Excerpt
Currently, the implementation of therapeutic hypothermia includes physical and mechanical methods, including surface cooling and intravascular cooling. Although survival to hospital discharge and neurologic function up to 1 yr later was equal with both methods (6), they both have limitations, including the need for technical expertise and elaborate set-up, many hours to achieve the target temperature, and the occurrence of shivering, which can be counterproductive. Furthermore, each has specific side effects, such as hyperglycemia in surface cooling and hypomagnesemia in intravascular cooling (6). Intravascular cooling has a higher incidence of deep vein thrombosis (7), although surface cooling may have higher risk of skin injury in certain patients (8). An added approach to these methods includes the administration of ice-cold saline through a peripheral line immediately after resuscitation to hasten reaching target temperatures that may provide added outcome benefit (9).

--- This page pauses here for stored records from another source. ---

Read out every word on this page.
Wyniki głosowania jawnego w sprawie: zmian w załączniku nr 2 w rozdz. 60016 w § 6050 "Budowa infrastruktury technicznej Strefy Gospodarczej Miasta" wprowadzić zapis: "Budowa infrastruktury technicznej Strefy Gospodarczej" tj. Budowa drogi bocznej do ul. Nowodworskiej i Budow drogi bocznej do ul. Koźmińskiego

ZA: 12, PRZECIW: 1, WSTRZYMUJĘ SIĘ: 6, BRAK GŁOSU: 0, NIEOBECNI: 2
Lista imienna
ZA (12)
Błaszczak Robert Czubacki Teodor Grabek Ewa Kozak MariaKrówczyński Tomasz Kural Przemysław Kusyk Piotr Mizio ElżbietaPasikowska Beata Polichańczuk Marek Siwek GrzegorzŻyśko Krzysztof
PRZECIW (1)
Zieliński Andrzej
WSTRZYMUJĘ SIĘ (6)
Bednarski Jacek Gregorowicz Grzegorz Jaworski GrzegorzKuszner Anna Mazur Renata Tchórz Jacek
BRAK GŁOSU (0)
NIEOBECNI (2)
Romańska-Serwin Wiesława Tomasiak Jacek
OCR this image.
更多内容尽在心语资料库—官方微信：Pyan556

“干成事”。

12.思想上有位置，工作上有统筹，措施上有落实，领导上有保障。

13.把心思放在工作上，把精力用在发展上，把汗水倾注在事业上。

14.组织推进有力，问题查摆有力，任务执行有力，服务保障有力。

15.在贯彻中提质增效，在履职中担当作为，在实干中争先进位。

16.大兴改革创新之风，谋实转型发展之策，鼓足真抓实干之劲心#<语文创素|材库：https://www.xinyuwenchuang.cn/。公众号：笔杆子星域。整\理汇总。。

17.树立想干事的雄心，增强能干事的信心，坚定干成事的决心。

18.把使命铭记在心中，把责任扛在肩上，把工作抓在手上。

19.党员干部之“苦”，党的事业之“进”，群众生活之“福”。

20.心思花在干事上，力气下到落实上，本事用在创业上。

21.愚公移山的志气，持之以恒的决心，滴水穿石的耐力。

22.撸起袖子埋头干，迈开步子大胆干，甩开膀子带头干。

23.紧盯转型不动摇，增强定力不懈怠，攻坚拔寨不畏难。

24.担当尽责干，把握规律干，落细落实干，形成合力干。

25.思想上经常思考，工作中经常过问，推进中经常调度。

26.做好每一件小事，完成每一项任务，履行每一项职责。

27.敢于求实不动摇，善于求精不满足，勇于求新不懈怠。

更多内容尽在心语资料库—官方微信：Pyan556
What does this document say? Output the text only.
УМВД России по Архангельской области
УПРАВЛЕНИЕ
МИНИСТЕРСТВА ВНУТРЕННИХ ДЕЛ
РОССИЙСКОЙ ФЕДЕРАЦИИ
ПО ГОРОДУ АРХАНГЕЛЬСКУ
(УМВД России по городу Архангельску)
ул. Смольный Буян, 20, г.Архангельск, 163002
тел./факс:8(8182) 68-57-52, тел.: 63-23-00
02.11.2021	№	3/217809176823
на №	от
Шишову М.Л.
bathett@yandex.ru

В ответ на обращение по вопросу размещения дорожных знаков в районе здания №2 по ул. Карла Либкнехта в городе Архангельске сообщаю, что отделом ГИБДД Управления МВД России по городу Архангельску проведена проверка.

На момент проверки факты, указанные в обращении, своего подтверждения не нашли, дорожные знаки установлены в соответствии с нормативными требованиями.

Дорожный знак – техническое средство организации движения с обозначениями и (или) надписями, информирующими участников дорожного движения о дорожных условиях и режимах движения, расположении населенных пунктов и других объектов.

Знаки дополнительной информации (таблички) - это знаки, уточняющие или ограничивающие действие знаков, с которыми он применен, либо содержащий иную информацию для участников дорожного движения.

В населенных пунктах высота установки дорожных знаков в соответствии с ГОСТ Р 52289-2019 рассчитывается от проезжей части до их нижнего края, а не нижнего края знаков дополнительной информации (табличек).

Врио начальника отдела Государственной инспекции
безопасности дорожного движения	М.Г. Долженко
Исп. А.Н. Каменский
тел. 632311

As we learn more about the real-world benefits and challenges of therapeutic hypothermia, it has sparked many questions and controversies, including the mechanism of how it works, how to deliver it, what the ideal temperature is, and who the best candidates are for therapy (10–12). As we continue to further develop therapeutic hypothermia, we may start its evolution by imagining that instead of laboriously inserting a cooling catheter into a central vein, applying sticky pads to the skin, transporting a refrigeration unit to a resuscitation site, or carrying loads of ice packs to patients after successful CPR, what if one could induce mild therapeutic hypothermia by simply administering a medication via a syringe into a peripheral vein? Now imagine paramedics administering such a medication intravenously immediately after resuscitating a patient in the field, or physicians in hospital code teams administering the same medication immediately after return of circulation.
In this issue of Critical Care Medicine, Dr. Weng et al (13) demonstrate how cholecystokinin octapeptide (CCK8) can induce mild hypothermia while also improving outcome in rats undergoing CPR after cardiac arrest. Weng et al chose to test CCK8 because of its long-known ability to induce hypothermia when injected peripherally (14, 15), its anti-inflammatory properties (16, 17), and its ability to optimize neurologic and cardiac function (18, 19). After inducing ventricular fibrillation in rats, they resuscitated rats by CPR and peripherally administered either CCK8 or saline into rats 30 mins after resuscitation. While controlling for the ambient temperature and heat exposure, they injected rats with CCK8, which gradually lowered their core temperature to 34.8°C. Simultaneously, measurements of cardiac output, ejection fraction, and the myocardial performance index demonstrated better cardiac performance in CCK8-treated animals.